Lucy using one of the dressing frames- small(ish) buttons.
Lucy using one of the geometric drawers- this drawer is a conglomeration of shapes that don't fit any other category. The other drawers have circles, triangles, rectangles, polygons, etc. Children can use them as puzzles, finding where the shapes go back in, and also match them up to cards. In the process, it is easy for them to learn the names of all the shapes.
Norah was the first to build a maze with the red rods (originally used to learn length- short, long, shorter, longer, etc.) But this is a fun extension, and the other children begged to walk in it as well.
Here's an example of our snack table. The children love snack! They usually check to see what snack is as soon as I lay it out (around 9 am!) and some of them choose to eat pretty early. These pictures show our "cutting a banana" snack. I started laying this out about a month ago (before Christmas) and they love to use the little knife and cutting board.
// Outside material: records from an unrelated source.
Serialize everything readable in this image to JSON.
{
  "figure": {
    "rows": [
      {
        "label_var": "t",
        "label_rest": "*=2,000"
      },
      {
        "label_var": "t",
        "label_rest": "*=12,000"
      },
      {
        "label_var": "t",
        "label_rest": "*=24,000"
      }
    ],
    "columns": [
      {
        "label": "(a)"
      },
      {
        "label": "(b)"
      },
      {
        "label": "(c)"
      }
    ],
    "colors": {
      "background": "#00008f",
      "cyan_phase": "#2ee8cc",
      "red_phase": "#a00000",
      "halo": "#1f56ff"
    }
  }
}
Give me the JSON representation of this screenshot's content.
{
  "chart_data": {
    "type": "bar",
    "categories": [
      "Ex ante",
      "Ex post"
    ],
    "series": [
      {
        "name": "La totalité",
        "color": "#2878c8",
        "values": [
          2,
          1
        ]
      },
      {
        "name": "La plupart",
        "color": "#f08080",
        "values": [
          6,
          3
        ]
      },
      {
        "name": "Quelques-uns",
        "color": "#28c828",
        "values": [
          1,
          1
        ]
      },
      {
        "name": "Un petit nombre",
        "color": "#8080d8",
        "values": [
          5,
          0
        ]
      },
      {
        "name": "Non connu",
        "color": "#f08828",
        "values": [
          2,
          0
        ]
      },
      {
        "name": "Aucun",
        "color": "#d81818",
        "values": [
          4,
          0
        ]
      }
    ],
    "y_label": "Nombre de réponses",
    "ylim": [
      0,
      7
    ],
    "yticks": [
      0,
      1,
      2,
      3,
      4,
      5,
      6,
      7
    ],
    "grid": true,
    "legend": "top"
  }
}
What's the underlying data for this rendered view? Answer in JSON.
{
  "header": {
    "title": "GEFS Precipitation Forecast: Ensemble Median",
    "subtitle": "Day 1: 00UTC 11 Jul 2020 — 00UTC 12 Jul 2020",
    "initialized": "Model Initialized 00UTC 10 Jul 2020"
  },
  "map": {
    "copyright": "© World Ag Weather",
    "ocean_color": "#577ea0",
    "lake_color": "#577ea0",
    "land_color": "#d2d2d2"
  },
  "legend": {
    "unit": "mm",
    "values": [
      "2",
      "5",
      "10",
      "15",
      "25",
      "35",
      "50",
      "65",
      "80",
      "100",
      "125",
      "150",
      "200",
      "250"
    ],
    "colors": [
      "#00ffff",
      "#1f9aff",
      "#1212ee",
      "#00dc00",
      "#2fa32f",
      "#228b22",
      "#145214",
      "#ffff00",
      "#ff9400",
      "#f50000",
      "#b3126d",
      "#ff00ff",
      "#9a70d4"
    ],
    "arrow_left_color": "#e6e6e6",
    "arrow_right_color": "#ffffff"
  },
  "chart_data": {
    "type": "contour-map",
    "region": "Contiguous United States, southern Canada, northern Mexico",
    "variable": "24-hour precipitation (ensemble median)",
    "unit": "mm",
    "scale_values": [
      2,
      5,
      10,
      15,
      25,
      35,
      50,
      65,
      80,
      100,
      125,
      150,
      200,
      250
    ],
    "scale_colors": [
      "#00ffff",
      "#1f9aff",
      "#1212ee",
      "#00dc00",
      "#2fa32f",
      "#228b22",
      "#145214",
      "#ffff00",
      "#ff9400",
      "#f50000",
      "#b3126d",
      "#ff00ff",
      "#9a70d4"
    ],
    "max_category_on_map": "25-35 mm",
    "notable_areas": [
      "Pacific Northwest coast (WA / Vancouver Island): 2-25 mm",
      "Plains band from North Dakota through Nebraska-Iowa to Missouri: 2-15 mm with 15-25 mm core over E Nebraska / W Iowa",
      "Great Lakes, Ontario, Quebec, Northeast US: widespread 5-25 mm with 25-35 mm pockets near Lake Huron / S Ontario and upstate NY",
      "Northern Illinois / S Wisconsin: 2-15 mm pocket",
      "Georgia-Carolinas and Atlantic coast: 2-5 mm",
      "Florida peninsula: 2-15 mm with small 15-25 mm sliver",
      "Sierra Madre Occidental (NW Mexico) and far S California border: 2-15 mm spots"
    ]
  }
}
The bananas have a small slit in the peel so the children can peel it without help. Then they can eat it whole if they want, but they all choose to cut it in slices with the knife, put the slices on their plate, and then eat from there.
There is always a control card laid out with snack. It has the name of the food written on top, and then a picture. The point is for the person having snack to lay out the food on the card, and then put it on their plate. This helps especially to control quantities, so one child won't eat all the snack. Though it still happens sometimes...
There is always a glass of water and a plate for each child. They eat snack, wipe their hands and face if needed on a wet cloth I leave out, and then dry them on a dry cloth, or the kitchen towel. They bring their used dishes to the "dirty dish bin" left on the floor of the kitchen. They wipe their place, and leave it ready for the next child. Only one child at a time can eat snack, but their is often someone else waiting to race into the kitchen as soon as the snack table is vacated.